Rasulullah shallallahu ‘alaihi wa sallam bersabda,
“Sesungguhnya Allah tidaklah mencabut ilmu sekaligus dari para hamba, akan tetapi Allah mencabut ilmu dengan cara mewafatkan para ulama hingga bila tidak tersisa lagi seorang ulama, maka manusia akan mengangkat pemimpin dari kalangan orang-orang bodoh, ketika mereka ditanya mereka memberi fatwa tanpa ilmu, mereka sesat dan menyesatkan.” [HR. Bukhari]
Sebagaimana telah disabdakan nabi Muhammad ﷺ tentang perkara ini, penulis mengajak langsung kepada seluruh umat Islam dibelahan dunia manapun, khususnya negeri Indonesia tercinta ini, tidak lain bukan untuk menyalahkan atau memvonis siapapun, tulisan ini juga sebenarnya tidak bermaksud untuk memvonis salah satu pihak namun sebagai kehati-hatian kita sebagai umat Islam dalam memilih panutan untuk membimbing kita menjadi lebih baik dalam mempelajari agama Islam ini sehingga tidak terjadinya singkronisasi pemahaman yang akan diamalkan oleh umat islam itu sendiri.

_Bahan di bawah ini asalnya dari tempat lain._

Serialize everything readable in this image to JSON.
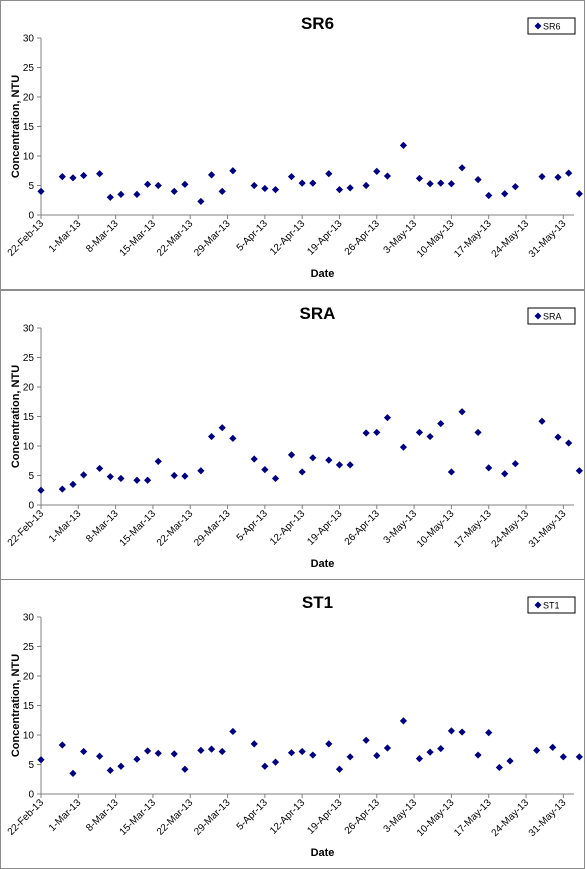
{
  "colors": {
    "marker": "#00007f",
    "axis": "#808080",
    "frame": "#8c8c8c"
  },
  "chart_data": [
    {
      "type": "scatter",
      "title": "SR6",
      "legend": "SR6",
      "legend_position": "top-right",
      "xlabel": "Date",
      "ylabel": "Concentration, NTU",
      "ylim": [
        0,
        30
      ],
      "yticks": [
        0,
        5,
        10,
        15,
        20,
        25,
        30
      ],
      "xlim": [
        "2013-02-22",
        "2013-06-02"
      ],
      "xtick_labels": [
        "22-Feb-13",
        "1-Mar-13",
        "8-Mar-13",
        "15-Mar-13",
        "22-Mar-13",
        "29-Mar-13",
        "5-Apr-13",
        "12-Apr-13",
        "19-Apr-13",
        "26-Apr-13",
        "3-May-13",
        "10-May-13",
        "17-May-13",
        "24-May-13",
        "31-May-13"
      ],
      "grid": false,
      "points": [
        {
          "x": "2013-02-22",
          "y": 4.0
        },
        {
          "x": "2013-02-26",
          "y": 6.5
        },
        {
          "x": "2013-02-28",
          "y": 6.3
        },
        {
          "x": "2013-03-02",
          "y": 6.7
        },
        {
          "x": "2013-03-05",
          "y": 7.0
        },
        {
          "x": "2013-03-07",
          "y": 3.0
        },
        {
          "x": "2013-03-09",
          "y": 3.5
        },
        {
          "x": "2013-03-12",
          "y": 3.5
        },
        {
          "x": "2013-03-14",
          "y": 5.2
        },
        {
          "x": "2013-03-16",
          "y": 5.0
        },
        {
          "x": "2013-03-19",
          "y": 4.0
        },
        {
          "x": "2013-03-21",
          "y": 5.2
        },
        {
          "x": "2013-03-24",
          "y": 2.3
        },
        {
          "x": "2013-03-26",
          "y": 6.8
        },
        {
          "x": "2013-03-28",
          "y": 4.0
        },
        {
          "x": "2013-03-30",
          "y": 7.5
        },
        {
          "x": "2013-04-03",
          "y": 5.0
        },
        {
          "x": "2013-04-05",
          "y": 4.5
        },
        {
          "x": "2013-04-07",
          "y": 4.3
        },
        {
          "x": "2013-04-10",
          "y": 6.5
        },
        {
          "x": "2013-04-12",
          "y": 5.4
        },
        {
          "x": "2013-04-14",
          "y": 5.4
        },
        {
          "x": "2013-04-17",
          "y": 7.0
        },
        {
          "x": "2013-04-19",
          "y": 4.3
        },
        {
          "x": "2013-04-21",
          "y": 4.6
        },
        {
          "x": "2013-04-24",
          "y": 5.0
        },
        {
          "x": "2013-04-26",
          "y": 7.4
        },
        {
          "x": "2013-04-28",
          "y": 6.6
        },
        {
          "x": "2013-05-01",
          "y": 11.8
        },
        {
          "x": "2013-05-04",
          "y": 6.2
        },
        {
          "x": "2013-05-06",
          "y": 5.3
        },
        {
          "x": "2013-05-08",
          "y": 5.4
        },
        {
          "x": "2013-05-10",
          "y": 5.3
        },
        {
          "x": "2013-05-12",
          "y": 8.0
        },
        {
          "x": "2013-05-15",
          "y": 6.0
        },
        {
          "x": "2013-05-17",
          "y": 3.3
        },
        {
          "x": "2013-05-20",
          "y": 3.6
        },
        {
          "x": "2013-05-22",
          "y": 4.8
        },
        {
          "x": "2013-05-27",
          "y": 6.5
        },
        {
          "x": "2013-05-30",
          "y": 6.4
        },
        {
          "x": "2013-06-01",
          "y": 7.1
        },
        {
          "x": "2013-06-03",
          "y": 3.6
        }
      ]
    },
    {
      "type": "scatter",
      "title": "SRA",
      "legend": "SRA",
      "legend_position": "top-right",
      "xlabel": "Date",
      "ylabel": "Concentration, NTU",
      "ylim": [
        0,
        30
      ],
      "yticks": [
        0,
        5,
        10,
        15,
        20,
        25,
        30
      ],
      "xlim": [
        "2013-02-22",
        "2013-06-02"
      ],
      "xtick_labels": [
        "22-Feb-13",
        "1-Mar-13",
        "8-Mar-13",
        "15-Mar-13",
        "22-Mar-13",
        "29-Mar-13",
        "5-Apr-13",
        "12-Apr-13",
        "19-Apr-13",
        "26-Apr-13",
        "3-May-13",
        "10-May-13",
        "17-May-13",
        "24-May-13",
        "31-May-13"
      ],
      "grid": false,
      "points": [
        {
          "x": "2013-02-22",
          "y": 2.5
        },
        {
          "x": "2013-02-26",
          "y": 2.7
        },
        {
          "x": "2013-02-28",
          "y": 3.5
        },
        {
          "x": "2013-03-02",
          "y": 5.1
        },
        {
          "x": "2013-03-05",
          "y": 6.2
        },
        {
          "x": "2013-03-07",
          "y": 4.8
        },
        {
          "x": "2013-03-09",
          "y": 4.5
        },
        {
          "x": "2013-03-12",
          "y": 4.2
        },
        {
          "x": "2013-03-14",
          "y": 4.2
        },
        {
          "x": "2013-03-16",
          "y": 7.4
        },
        {
          "x": "2013-03-19",
          "y": 5.0
        },
        {
          "x": "2013-03-21",
          "y": 4.9
        },
        {
          "x": "2013-03-24",
          "y": 5.8
        },
        {
          "x": "2013-03-26",
          "y": 11.6
        },
        {
          "x": "2013-03-28",
          "y": 13.1
        },
        {
          "x": "2013-03-30",
          "y": 11.3
        },
        {
          "x": "2013-04-03",
          "y": 7.8
        },
        {
          "x": "2013-04-05",
          "y": 6.0
        },
        {
          "x": "2013-04-07",
          "y": 4.5
        },
        {
          "x": "2013-04-10",
          "y": 8.5
        },
        {
          "x": "2013-04-12",
          "y": 5.6
        },
        {
          "x": "2013-04-14",
          "y": 8.0
        },
        {
          "x": "2013-04-17",
          "y": 7.6
        },
        {
          "x": "2013-04-19",
          "y": 6.8
        },
        {
          "x": "2013-04-21",
          "y": 6.8
        },
        {
          "x": "2013-04-24",
          "y": 12.2
        },
        {
          "x": "2013-04-26",
          "y": 12.3
        },
        {
          "x": "2013-04-28",
          "y": 14.8
        },
        {
          "x": "2013-05-01",
          "y": 9.8
        },
        {
          "x": "2013-05-04",
          "y": 12.3
        },
        {
          "x": "2013-05-06",
          "y": 11.6
        },
        {
          "x": "2013-05-08",
          "y": 13.8
        },
        {
          "x": "2013-05-10",
          "y": 5.6
        },
        {
          "x": "2013-05-12",
          "y": 15.8
        },
        {
          "x": "2013-05-15",
          "y": 12.3
        },
        {
          "x": "2013-05-17",
          "y": 6.3
        },
        {
          "x": "2013-05-20",
          "y": 5.3
        },
        {
          "x": "2013-05-22",
          "y": 7.0
        },
        {
          "x": "2013-05-27",
          "y": 14.2
        },
        {
          "x": "2013-05-30",
          "y": 11.5
        },
        {
          "x": "2013-06-01",
          "y": 10.5
        },
        {
          "x": "2013-06-03",
          "y": 5.8
        }
      ]
    },
    {
      "type": "scatter",
      "title": "ST1",
      "legend": "ST1",
      "legend_position": "top-right",
      "xlabel": "Date",
      "ylabel": "Concentration, NTU",
      "ylim": [
        0,
        30
      ],
      "yticks": [
        0,
        5,
        10,
        15,
        20,
        25,
        30
      ],
      "xlim": [
        "2013-02-22",
        "2013-06-02"
      ],
      "xtick_labels": [
        "22-Feb-13",
        "1-Mar-13",
        "8-Mar-13",
        "15-Mar-13",
        "22-Mar-13",
        "29-Mar-13",
        "5-Apr-13",
        "12-Apr-13",
        "19-Apr-13",
        "26-Apr-13",
        "3-May-13",
        "10-May-13",
        "17-May-13",
        "24-May-13",
        "31-May-13"
      ],
      "grid": false,
      "points": [
        {
          "x": "2013-02-22",
          "y": 5.8
        },
        {
          "x": "2013-02-26",
          "y": 8.3
        },
        {
          "x": "2013-02-28",
          "y": 3.5
        },
        {
          "x": "2013-03-02",
          "y": 7.2
        },
        {
          "x": "2013-03-05",
          "y": 6.4
        },
        {
          "x": "2013-03-07",
          "y": 4.0
        },
        {
          "x": "2013-03-09",
          "y": 4.7
        },
        {
          "x": "2013-03-12",
          "y": 5.9
        },
        {
          "x": "2013-03-14",
          "y": 7.3
        },
        {
          "x": "2013-03-16",
          "y": 6.9
        },
        {
          "x": "2013-03-19",
          "y": 6.8
        },
        {
          "x": "2013-03-21",
          "y": 4.2
        },
        {
          "x": "2013-03-24",
          "y": 7.4
        },
        {
          "x": "2013-03-26",
          "y": 7.6
        },
        {
          "x": "2013-03-28",
          "y": 7.2
        },
        {
          "x": "2013-03-30",
          "y": 10.6
        },
        {
          "x": "2013-04-03",
          "y": 8.5
        },
        {
          "x": "2013-04-05",
          "y": 4.7
        },
        {
          "x": "2013-04-07",
          "y": 5.4
        },
        {
          "x": "2013-04-10",
          "y": 7.0
        },
        {
          "x": "2013-04-12",
          "y": 7.2
        },
        {
          "x": "2013-04-14",
          "y": 6.6
        },
        {
          "x": "2013-04-17",
          "y": 8.5
        },
        {
          "x": "2013-04-19",
          "y": 4.2
        },
        {
          "x": "2013-04-21",
          "y": 6.3
        },
        {
          "x": "2013-04-24",
          "y": 9.1
        },
        {
          "x": "2013-04-26",
          "y": 6.5
        },
        {
          "x": "2013-04-28",
          "y": 7.8
        },
        {
          "x": "2013-05-01",
          "y": 12.4
        },
        {
          "x": "2013-05-04",
          "y": 6.0
        },
        {
          "x": "2013-05-06",
          "y": 7.1
        },
        {
          "x": "2013-05-08",
          "y": 7.7
        },
        {
          "x": "2013-05-10",
          "y": 10.7
        },
        {
          "x": "2013-05-12",
          "y": 10.5
        },
        {
          "x": "2013-05-15",
          "y": 6.6
        },
        {
          "x": "2013-05-17",
          "y": 10.4
        },
        {
          "x": "2013-05-19",
          "y": 4.5
        },
        {
          "x": "2013-05-21",
          "y": 5.6
        },
        {
          "x": "2013-05-26",
          "y": 7.4
        },
        {
          "x": "2013-05-29",
          "y": 7.9
        },
        {
          "x": "2013-05-31",
          "y": 6.3
        },
        {
          "x": "2013-06-03",
          "y": 6.3
        }
      ]
    }
  ]
}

Penulis sebagai seorang santri ingin mengajak kepada seluruh santri yang nantinya dimasa depan akan meneruskan estafet Keislaman dengan sanad yang sahih sampai kepada nabi Muhammad ﷺ untuk belajar dan memahami dengan sungguh-sungguh, tidak usah terburu-buru untuk tampil di hadapan masyarakat jika merasa ilmu yang kita miliki belum mumpuni dan kita sendiri belum mempunyai persiapan yang matang untuk polemik dan permasalahan yang ada di masyarakat nanti.
Oleh karena itu kita sebagai umat Islam harus cerdas memilih dan memilah seorang yang akan kita jadikan acuan dan rujukan. Caranya bagaimana ? Kita lihat latar belakangnya, kepada siapa orang ini dulu belajar, jikalau perlu apa dulu nama tempat atau pondok pesantren tempat dia belajar ,supaya ilmu yang nantinya kita terima dan dapatkan menjadi terverifikasi dengan jelas.